O Planeta Vermelho dá as boas-vindas aos ExoMars - pólo sul visível. Crédito:ESA, CC BY-SA
Outros tipos de sal, incluindo cloreto de magnésio e percloratos, aumentam a flexibilidade das moléculas biológicas em temperaturas abaixo de zero e, assim, aumentam o metabolismo celular. Esses sais, que são conhecidos como "caotrópicos", pode permitir o crescimento de micróbios em temperaturas muito mais baixas do que o normal. A presença de outras substâncias orgânicas que são caotrópicas - incluindo glicerol, álcoois e frutose - também podem aumentar o metabolismo celular sob [condições hostis], como em baixa temperatura ou baixa atividade de água.
Portanto, as salmouras são complexas e, embora saibamos muito sobre os limites biofísicos da vida na Terra, pouco se sabe sobre a biologia do estresse da esmagadora maioria dos micróbios terrestres.
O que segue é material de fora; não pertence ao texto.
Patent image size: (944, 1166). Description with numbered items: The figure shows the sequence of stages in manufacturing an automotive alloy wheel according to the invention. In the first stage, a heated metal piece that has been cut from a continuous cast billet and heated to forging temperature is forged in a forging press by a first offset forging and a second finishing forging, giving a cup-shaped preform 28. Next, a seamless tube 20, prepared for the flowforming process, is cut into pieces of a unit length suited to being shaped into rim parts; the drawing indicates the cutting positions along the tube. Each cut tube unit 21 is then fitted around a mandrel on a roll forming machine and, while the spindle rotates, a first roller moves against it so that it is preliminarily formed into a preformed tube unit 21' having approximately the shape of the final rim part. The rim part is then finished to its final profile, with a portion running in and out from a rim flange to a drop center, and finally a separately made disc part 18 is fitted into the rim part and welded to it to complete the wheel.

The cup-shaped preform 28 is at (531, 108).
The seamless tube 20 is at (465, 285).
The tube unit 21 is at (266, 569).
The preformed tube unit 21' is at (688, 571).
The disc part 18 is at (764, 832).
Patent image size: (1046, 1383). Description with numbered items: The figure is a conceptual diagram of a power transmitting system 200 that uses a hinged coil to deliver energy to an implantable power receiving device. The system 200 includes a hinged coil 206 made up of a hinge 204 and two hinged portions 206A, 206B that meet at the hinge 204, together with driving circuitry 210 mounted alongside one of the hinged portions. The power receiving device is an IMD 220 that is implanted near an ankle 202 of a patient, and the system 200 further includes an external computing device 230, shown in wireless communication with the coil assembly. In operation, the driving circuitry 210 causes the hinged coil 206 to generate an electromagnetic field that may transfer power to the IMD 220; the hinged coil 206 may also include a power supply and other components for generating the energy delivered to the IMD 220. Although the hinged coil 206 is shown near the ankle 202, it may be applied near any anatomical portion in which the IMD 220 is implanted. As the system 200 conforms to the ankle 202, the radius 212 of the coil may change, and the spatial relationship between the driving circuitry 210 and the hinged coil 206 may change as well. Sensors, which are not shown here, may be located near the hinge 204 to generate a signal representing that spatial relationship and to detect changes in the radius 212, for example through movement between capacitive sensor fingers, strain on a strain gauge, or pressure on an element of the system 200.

Se um lago salgado subglacial em Marte for confirmado, primeiro teremos que determinar quais sais existem para saber mais sobre as implicações para a vida celular.
Câmara de preservação?
Então, pelo que sabemos da vida na Terra, baixa atividade de água, sais, condições caotrópicas e temperaturas em torno de -70ºC podem, cada uma, agir para preservar a vida. Mas ser preservado não é exatamente o mesmo que estar vivo e chutando. Os limites conhecidos para o crescimento na Terra estão na faixa de -15ºC a -20ºC para as espécies microbianas mais resilientes. Os limites para o metabolismo celular ficam em algum lugar na faixa de -20ºC a -40ºC. Isso significa que não há nenhum micróbio terrestre identificado até agora que poderia reter a função celular nas condições que geralmente ocorrem em Marte.
Se micróbios terrestres estiverem realmente presentes no ambiente marciano, eles podem estar vivos, mas inativos, e provavelmente terão o potencial de retomar a atividade assim que a temperatura local aumentar a um nível biologicamente permissivo. E uma vez que há vida ativa em Marte, é lógico supor que também haverá evolução dessa vida ocorrendo.
Um lago subglacial salino marciano é, na realidade, mais propenso a atuar como uma câmara de preservação do que um berço de vida. No entanto, ainda é uma notícia extremamente emocionante - tornando o lago um alvo perfeito para futuras missões espaciais destinadas a procurar por sinais de vida antiga.
Este artigo foi publicado originalmente em The Conversation. Leia o artigo original.